Rapport Een onderzoek naar de informatieverstrekking door DUO over de verandering van de Wet Inburgering met ingang van 1 januari 2013.
Datum: 15 december 2014 Rapportnummer: 2014/213
2
WAT IS DE KLACHT? Verzoeker, een man getrouwd met een Nederlandse vrouw, had in het buitenland het basis inburgeringsexamen met succes afgelegd en kwam begin december 2012 in Nederland aan. Hij schreef zich bij de gemeente in en wilde zo snel mogelijk in Nederland inburgeren. Hij ging samen met zijn echtgenote, op zoek naar informatie over inburgeren en kwam erachter dat de regelgeving omtrent inburgering per 1 januari 2013 was gewijzigd. Deze wijziging hield ook het vervallen van de subsidieregeling in. Of deze wijziging op verzoeker van toepassing was, was voor verzoeker op dat moment onduidelijk.
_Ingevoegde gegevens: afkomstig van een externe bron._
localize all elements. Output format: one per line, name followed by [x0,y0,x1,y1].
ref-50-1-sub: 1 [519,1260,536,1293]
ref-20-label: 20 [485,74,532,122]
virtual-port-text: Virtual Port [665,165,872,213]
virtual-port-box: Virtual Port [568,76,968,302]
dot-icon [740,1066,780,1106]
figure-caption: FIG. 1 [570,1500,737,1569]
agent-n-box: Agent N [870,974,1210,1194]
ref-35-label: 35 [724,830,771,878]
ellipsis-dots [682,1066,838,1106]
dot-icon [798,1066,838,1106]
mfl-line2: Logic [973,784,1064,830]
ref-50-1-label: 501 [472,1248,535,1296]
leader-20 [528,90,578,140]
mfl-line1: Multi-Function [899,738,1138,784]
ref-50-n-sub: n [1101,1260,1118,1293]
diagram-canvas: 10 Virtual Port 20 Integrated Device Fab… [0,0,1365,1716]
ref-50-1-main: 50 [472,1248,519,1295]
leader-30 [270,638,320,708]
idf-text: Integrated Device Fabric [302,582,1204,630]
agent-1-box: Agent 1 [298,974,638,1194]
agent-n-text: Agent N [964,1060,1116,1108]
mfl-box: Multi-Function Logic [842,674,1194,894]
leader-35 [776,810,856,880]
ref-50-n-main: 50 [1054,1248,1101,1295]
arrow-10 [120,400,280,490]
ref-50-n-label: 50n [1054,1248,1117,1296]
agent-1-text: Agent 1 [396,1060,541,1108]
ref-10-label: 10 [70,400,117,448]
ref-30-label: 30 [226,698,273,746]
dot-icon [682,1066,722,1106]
Verzoeker klaagt over de wijze waarop de Dienst Uitvoering Onderwijs is omgegaan met zijn verzoek om informatie over de verandering van de Wet Inburgering per 1 januari 2013. Volgens verzoeker is hij op de website www.inburgeren.nl hierover onjuist voorgelicht en heeft DUO verzuimd tijdig antwoord te geven op de vraag of verzoeker onder de oude of de nieuwe regeling zou vallen.
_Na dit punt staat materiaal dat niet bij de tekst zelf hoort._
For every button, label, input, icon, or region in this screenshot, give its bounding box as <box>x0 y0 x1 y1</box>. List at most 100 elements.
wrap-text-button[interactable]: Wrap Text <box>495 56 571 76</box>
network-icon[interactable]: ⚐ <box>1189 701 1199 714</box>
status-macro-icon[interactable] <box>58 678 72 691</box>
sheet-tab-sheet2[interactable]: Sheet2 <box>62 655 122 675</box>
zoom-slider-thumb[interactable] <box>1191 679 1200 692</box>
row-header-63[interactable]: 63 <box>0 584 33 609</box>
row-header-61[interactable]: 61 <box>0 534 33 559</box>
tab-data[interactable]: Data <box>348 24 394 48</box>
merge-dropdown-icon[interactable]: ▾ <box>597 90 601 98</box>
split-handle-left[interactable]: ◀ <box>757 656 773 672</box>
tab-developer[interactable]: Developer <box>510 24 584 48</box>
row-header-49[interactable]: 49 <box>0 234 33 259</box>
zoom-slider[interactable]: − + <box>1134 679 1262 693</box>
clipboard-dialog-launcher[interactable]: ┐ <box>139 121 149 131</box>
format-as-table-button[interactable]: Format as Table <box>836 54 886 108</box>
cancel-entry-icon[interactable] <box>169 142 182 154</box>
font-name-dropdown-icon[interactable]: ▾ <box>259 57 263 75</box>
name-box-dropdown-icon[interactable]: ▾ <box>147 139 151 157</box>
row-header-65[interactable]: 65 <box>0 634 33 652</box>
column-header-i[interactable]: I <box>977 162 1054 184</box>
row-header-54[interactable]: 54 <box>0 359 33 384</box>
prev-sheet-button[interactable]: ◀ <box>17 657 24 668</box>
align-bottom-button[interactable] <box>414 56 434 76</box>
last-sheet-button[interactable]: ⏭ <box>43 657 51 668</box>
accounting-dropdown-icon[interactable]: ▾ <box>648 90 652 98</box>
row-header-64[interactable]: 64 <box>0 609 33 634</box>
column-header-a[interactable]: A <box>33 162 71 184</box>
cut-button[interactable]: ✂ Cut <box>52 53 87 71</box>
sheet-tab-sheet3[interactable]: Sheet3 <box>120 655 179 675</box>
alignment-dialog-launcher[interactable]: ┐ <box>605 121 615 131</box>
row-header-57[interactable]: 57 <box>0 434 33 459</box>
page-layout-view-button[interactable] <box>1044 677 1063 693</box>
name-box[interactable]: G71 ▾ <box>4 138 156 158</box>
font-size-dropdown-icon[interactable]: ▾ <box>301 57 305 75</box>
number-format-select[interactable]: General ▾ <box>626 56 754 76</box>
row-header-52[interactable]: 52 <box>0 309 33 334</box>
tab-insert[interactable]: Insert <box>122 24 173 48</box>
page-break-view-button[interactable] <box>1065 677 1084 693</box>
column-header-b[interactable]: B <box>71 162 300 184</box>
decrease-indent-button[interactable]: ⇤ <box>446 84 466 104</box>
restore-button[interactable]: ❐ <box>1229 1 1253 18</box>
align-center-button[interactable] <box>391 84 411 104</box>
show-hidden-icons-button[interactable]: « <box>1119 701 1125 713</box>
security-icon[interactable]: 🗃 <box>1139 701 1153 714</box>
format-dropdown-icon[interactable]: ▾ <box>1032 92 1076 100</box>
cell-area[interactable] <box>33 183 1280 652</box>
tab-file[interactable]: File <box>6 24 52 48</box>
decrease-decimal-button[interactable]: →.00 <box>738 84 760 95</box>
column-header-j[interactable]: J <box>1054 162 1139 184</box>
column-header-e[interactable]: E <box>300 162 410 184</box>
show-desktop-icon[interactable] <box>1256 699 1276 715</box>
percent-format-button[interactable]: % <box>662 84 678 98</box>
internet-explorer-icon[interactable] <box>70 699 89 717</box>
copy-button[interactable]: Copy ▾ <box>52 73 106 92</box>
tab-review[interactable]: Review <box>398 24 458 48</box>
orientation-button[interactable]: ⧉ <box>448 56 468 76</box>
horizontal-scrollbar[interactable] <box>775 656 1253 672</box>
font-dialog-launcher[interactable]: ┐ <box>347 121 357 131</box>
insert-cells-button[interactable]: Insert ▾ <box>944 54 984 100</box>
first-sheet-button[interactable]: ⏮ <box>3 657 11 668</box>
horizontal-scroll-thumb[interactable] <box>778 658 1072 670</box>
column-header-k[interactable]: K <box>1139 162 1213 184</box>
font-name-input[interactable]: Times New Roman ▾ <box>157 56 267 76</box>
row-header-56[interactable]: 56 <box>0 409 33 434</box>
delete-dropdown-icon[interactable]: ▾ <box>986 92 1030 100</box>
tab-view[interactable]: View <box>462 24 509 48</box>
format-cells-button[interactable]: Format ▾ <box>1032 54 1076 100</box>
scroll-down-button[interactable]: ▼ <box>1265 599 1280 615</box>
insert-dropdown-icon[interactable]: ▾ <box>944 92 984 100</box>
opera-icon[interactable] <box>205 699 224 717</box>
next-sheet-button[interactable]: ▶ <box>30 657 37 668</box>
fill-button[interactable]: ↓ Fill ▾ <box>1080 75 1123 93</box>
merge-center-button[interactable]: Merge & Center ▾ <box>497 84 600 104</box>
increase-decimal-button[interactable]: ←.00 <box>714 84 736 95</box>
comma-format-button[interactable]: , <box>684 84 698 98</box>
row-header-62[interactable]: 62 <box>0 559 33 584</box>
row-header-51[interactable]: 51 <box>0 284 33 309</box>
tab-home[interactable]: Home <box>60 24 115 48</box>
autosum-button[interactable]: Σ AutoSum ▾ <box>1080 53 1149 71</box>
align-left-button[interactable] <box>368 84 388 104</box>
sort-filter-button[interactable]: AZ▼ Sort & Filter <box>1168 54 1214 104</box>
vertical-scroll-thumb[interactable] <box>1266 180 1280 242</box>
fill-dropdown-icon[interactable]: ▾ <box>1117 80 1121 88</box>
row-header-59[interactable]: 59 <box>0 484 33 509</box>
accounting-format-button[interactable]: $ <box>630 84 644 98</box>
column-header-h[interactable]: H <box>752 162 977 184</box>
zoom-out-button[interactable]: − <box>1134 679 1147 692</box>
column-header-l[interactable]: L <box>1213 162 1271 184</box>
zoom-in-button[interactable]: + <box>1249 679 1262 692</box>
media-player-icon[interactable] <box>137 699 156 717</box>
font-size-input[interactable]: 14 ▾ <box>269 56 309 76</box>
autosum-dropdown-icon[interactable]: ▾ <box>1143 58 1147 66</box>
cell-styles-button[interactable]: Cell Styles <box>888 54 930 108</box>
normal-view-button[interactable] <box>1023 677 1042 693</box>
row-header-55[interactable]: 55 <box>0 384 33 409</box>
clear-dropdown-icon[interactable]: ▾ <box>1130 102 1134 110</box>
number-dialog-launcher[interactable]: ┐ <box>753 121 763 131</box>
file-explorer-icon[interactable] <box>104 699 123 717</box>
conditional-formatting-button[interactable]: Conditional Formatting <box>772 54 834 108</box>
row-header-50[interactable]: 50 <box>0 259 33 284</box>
WAT GING ER AAN DE KLACHT VOORAF? Verzoeker vroeg op 18 december 2012 een verblijfsvergunning aan bij de Immigratie- en Naturalisatiedienst (IND) en deze werd op 22 februari 2013 ingewilligd (met als ingangsdatum 18 december 2012). In de maanden maart en april 2013 stelden verzoeker en zijn echtgenote telefonisch en per e-mail vragen aan het Servicecentrum Inburgering van DUO. Per e-mail vroeg verzoeker onder meer welk examen hij moest gaan volgen (oud of nieuw) en voorts stelde hij vragen over onder meer de Toets Gesproken Nederlands en een lening bij DUO. Als antwoord ontving verzoeker per e-mail van DUO het bericht dat DUO nog geen gegevens van de IND had ontvangen en dat als DUO die zou ontvangen, verzoeker geregistreerd zou worden en geïnformeerd zou worden over de inburgeringsplicht, indien dat noodzakelijk was. Voorts werd verzoeker verwezen naar de website: www.inburgeren.nl. Op 11 en 16 april 2013 ontving verzoeker van de gemeente, via de Intergemeentelijke Sociale Dienst Kop van Noord-Holland te Schagen (ISD), berichten (e-mail en een brief) over het inburgeren. Als hij nog in aanmerking wilde komen voor een (gedeeltelijke) vergoeding van de gemaakte kosten door de Informatie Beheer Groep (lees: DUO; No), moest hij het inburgeringsexamen hebben behaald voor 15 november 2015, aldus de ISD. Op 17 april 2013 ondertekende verzoeker een contract tot het volgen van een inburgeringscursus.
201405216
de Nationale ombudsman
3
Op 26 april 2013 ontving DUO bericht van de IND over het verlenen van de verblijfsvergunning aan verzoeker. Diezelfde dag schreef DUO verzoeker dat hij inburgeringsplichtig was en dat hij voor 21 februari 2016 een inburgeringsdiploma moest halen. DUO gaf daarbij aan dat hij het inburgeren zelf moest regelen en betalen. Bij de brief stuurde DUO folders over inburgeren en over geld lenen mee. DUO bracht diezelfde dag de ISD per e-mail op de hoogte van de onjuiste voorlichting naar verzoeker.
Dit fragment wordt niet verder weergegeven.